From NationalReview:
.... Polygamy and the Marriage Free-fall. Marriage in America is in a state of free-fall, and it’s the confluence of American attitudes and legal rulings that are responsible for helping push it off the cliff.
On Friday night, a George W. Bush judicial appointee, Judge Clark Waddoups, struck down a part of Utah’s law against polygamy in a 91-page ruling. The case drew nationwide attention because the plaintiff, Kody Brown, is the star of TLC’s Sister Wives, a reality show depicting the life of a polygamist family.

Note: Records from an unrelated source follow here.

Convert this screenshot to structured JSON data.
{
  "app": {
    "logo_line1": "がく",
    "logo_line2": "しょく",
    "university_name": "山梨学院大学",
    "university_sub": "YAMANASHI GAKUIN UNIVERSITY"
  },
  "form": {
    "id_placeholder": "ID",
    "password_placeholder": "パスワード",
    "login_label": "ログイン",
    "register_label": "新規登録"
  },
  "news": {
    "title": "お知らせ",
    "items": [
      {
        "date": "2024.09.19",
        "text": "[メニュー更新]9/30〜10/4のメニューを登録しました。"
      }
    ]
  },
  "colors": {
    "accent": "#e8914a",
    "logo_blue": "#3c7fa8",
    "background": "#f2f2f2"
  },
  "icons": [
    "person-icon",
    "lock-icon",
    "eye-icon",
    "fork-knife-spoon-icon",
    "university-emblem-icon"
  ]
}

Waddoups’ ruling is fairly limited, insisting that the state’s ban on “religious cohabitation” is unconstitutional, and therefore should no longer be criminalized. The judge left intact the portion of the law that prohibits an individual from obtaining a marriage license while already legally married.
So, according to the ruling’s logic, it is illegal to have more than one legal spouse, but informal, private, or lifestyle polygamy is no longer illegal.
Waddoups’s ruling can’t be viewed in isolation from the events that preceded it, especially the debate over same-sex marriage and the larger effort to undo the norms of family life. Social change, for good or ill, rarely happens at a single moment in time, but over time as the sum total of a thousand smaller events. This Friday night in Utah was one such event.
In his ruling, Judge Waddoups cites the 2003 Supreme Court decision Lawrence v. Texas that rendered Texas’s anti-sodomy law unconstitutional. He even quotes Justice Kennedy’s line that “Liberty protects the person from unwarranted government intrusions into a dwelling or other private places.”
In a now-famous dissent in Lawrence, Justice Scalia predicted that the Court’s action in Lawrence in entering moral debates would have the effect of mainstreaming any and all sexual activity under the rubrics of liberty and privacy. As Scalia noted in his 2003 dissent, “State laws against bigamy, same-sex marriage, adult incest, prostitution, masturbation, adultery, fornication, bestiality, and obscenity. . . . Every single one of these laws is called into question by today’s decision.”............
Plural marriage has nothing to do morally with bestiality, masturbation or same sex "marriage." After Lawrence v. Texas, plural marriage and same sex "marriage" have been legally joined at the hip. While we know this in the Plural marriage community, we don't like it, but we have adapted to some extent, to the attendant opportunities.
ReplyDeleteCan't understand why the hippie generation is not dying off soon enough. Haven't you done enough damage to traditional marriage?